Un reparto che non è allo stremo ma che lavora, lavora molto, con fatica e dedizione. Parliamo di quello di Medicina Covid del Giovanni Paolo II di Lamezia Terme diretto da Gerardo Mancuso. Qui approdano casi di gravità da moderata ad alta, che non richiedono, in sintesi, l’uso del casco per respirare.

Da giorni i venti posti letto che lo compongono sono al completo. La situazione epidemiologica sempre più grave, l’alta contagiosità di Omicron, ha fatto sì che su Lamezia stiano arrivando casi da tutta la Calabria, in particolare dalla provincia di Reggio e di Vibo Valentia.

La statistica

Tutti i ricoverati sono “non vaccinati”, ci spiega Mancuso, nel senso che o non hanno mai avuto il vaccino o hanno tardato la terza dose.

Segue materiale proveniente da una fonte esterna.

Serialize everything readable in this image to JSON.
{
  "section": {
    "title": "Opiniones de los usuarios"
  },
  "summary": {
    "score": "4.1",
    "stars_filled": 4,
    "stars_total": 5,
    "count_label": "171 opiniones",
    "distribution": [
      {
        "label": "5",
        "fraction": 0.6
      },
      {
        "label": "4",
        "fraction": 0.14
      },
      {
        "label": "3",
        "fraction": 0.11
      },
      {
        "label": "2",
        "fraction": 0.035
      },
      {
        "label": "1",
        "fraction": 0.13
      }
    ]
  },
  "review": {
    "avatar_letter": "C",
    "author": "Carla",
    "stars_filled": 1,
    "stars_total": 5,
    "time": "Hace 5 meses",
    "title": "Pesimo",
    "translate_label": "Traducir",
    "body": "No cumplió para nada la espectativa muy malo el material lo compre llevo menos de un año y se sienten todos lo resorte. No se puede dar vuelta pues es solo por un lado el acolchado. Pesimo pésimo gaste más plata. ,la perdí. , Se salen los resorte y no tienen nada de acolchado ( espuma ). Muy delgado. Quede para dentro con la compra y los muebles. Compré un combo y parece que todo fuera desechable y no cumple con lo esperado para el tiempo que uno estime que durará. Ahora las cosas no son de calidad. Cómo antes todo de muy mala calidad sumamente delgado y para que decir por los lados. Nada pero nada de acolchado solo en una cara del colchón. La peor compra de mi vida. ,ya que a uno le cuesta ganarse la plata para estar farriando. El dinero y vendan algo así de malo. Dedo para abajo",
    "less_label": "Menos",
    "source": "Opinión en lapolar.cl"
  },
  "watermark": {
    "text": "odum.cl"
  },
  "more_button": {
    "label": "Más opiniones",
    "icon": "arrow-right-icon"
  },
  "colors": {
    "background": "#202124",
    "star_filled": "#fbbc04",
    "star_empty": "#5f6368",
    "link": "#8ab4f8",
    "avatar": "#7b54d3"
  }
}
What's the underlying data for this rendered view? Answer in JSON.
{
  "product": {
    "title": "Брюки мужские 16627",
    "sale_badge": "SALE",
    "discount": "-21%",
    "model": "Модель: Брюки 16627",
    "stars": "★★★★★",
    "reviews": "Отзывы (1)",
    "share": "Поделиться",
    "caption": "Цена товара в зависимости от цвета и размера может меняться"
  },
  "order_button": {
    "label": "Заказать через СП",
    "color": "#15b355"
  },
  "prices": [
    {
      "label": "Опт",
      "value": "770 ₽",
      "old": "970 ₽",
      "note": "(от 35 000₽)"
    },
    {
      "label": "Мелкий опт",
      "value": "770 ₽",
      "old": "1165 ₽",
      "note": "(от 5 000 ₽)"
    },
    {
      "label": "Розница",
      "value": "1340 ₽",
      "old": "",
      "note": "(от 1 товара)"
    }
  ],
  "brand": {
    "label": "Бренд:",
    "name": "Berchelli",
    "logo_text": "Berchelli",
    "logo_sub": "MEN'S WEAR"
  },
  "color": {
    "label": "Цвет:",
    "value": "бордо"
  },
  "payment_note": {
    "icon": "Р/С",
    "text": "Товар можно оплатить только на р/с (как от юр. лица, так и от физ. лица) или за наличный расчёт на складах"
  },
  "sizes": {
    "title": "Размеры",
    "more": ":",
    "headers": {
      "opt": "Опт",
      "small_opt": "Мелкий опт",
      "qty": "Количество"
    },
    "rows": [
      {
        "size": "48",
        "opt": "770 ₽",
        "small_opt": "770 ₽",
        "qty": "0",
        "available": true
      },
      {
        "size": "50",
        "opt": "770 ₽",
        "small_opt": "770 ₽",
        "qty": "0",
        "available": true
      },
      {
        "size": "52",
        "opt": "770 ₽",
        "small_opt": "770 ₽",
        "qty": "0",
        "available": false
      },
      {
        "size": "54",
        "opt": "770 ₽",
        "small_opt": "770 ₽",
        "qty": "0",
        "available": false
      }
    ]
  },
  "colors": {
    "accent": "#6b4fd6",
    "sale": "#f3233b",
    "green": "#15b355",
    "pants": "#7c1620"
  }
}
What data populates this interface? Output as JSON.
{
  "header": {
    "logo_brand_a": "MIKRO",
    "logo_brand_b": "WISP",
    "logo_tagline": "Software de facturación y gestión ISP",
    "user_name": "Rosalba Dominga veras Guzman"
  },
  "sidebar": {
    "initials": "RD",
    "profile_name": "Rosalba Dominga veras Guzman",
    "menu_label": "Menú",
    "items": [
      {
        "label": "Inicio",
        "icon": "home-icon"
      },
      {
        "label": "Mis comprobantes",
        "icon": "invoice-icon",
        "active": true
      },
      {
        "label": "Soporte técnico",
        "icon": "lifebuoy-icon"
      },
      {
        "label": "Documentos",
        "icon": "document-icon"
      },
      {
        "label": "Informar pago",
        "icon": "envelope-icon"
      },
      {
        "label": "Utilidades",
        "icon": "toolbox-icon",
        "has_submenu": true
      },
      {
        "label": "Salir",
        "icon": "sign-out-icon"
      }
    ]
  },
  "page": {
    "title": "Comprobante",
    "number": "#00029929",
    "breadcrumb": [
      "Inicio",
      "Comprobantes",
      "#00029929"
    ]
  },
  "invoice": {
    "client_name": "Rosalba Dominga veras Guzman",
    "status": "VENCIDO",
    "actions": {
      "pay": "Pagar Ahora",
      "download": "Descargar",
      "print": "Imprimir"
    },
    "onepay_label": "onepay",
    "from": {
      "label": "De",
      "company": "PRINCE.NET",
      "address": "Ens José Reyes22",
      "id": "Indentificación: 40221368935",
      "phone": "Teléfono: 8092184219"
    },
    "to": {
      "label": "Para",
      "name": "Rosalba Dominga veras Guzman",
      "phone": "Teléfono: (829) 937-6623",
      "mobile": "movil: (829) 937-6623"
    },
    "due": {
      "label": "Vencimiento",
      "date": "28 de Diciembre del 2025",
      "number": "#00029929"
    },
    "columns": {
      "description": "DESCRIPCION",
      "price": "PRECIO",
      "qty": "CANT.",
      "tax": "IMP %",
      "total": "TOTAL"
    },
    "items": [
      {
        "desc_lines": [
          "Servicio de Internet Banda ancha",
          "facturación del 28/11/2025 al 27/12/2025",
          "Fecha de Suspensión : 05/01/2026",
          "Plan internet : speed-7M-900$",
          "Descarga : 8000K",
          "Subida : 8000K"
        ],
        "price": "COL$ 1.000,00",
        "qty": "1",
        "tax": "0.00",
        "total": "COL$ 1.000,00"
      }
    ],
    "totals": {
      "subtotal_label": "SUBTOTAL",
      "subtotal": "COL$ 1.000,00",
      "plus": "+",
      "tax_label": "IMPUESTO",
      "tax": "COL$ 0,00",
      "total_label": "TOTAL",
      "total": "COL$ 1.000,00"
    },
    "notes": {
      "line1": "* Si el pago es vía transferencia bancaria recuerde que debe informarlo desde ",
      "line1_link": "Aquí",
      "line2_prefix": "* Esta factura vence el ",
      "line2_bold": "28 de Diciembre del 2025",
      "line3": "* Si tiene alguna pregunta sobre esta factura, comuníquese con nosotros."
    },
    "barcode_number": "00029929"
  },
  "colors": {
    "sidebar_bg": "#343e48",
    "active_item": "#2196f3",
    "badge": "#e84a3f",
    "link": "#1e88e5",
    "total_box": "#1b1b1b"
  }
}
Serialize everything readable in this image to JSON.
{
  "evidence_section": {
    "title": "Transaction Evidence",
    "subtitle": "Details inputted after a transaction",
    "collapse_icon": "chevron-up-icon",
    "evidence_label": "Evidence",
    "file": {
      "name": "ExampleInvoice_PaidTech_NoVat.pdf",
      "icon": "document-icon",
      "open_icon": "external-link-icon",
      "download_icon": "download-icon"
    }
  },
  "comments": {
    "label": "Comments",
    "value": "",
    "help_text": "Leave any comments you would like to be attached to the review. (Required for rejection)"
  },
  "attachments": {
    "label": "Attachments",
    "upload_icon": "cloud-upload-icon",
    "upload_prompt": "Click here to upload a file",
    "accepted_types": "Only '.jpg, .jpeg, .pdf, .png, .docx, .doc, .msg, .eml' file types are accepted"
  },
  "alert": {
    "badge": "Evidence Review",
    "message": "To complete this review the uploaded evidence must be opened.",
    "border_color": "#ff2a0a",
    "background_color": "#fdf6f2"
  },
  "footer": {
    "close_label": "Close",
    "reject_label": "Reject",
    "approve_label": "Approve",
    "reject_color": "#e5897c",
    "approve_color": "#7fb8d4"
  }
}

In questo modo sono venuti meno gli anticorpi e ci si è resi vulnerabili al virus.«Se dovessi fare una statistica dei nostri ricoverati direi che il cento per cento dei pazienti gravi non sono vaccinati. Tra coloro che non sono gravi, il 75 per cento sono pazienti che comunque non hanno fatto la vaccinazione e quelli che hanno fatto la vaccinazione hanno ritardato la terza cose. E’ esattamente quello che accade adesso in tutto il mondo, cioè pazienti non vaccinati e pazienti che non hanno completato il ciclo vaccinale», afferma Gerardo Mancuso.

«Stiamo diventando punto di riferimento dell'intera regione – ammette ancora il direttore - anche perché i posti letto sono esigui e questo è dovuto anche alle scelte improprie fatte nel passato. Da noi arrivano molti pazienti di Reggio Calabria e Vibo».

«Abbiamo – aggiunge - un alto indice di contagio nella zona di Lamezia, ma una bassa prevalenza di malattia grave nella zona, mentre nei paesi a nord e mi riferisco a una parte del Reventino e a una parte dell'Alto Tirreno, abbiamo invece dei paesi da cui arrivano pazienti gravi, con polmonite e insufficienza respiratoria».

Il rapporto con il paziente

Gli chiediamo se si trovi mai a parlare con i pazienti della scelta di non vaccinarsi o se veda in loro un ravvedimento, il primario ci risponde che non lo ritiene opportuno nella fase del ricovero anche se il dialogo fa parte dell’agire del medico: «Il nostro dovere è anche far capire che il vaccino salva la vita e noi dobbiamo veicolare questo messaggio».

«Lavorare in un reparto Covid è molto difficile, non solo per un abbigliamento molto costrittivo e per i presidi di sicurezza impegnativi, da portare per molte ore. Ma lo è anche da un punto di vista psicologico. Non sempre si risponde subito alle terapie e diventa una pressione la riposta alla terapia. Esiste però – conclude Mancuso - uno spirito umano molto forte indipendentemente dal loro ruolo».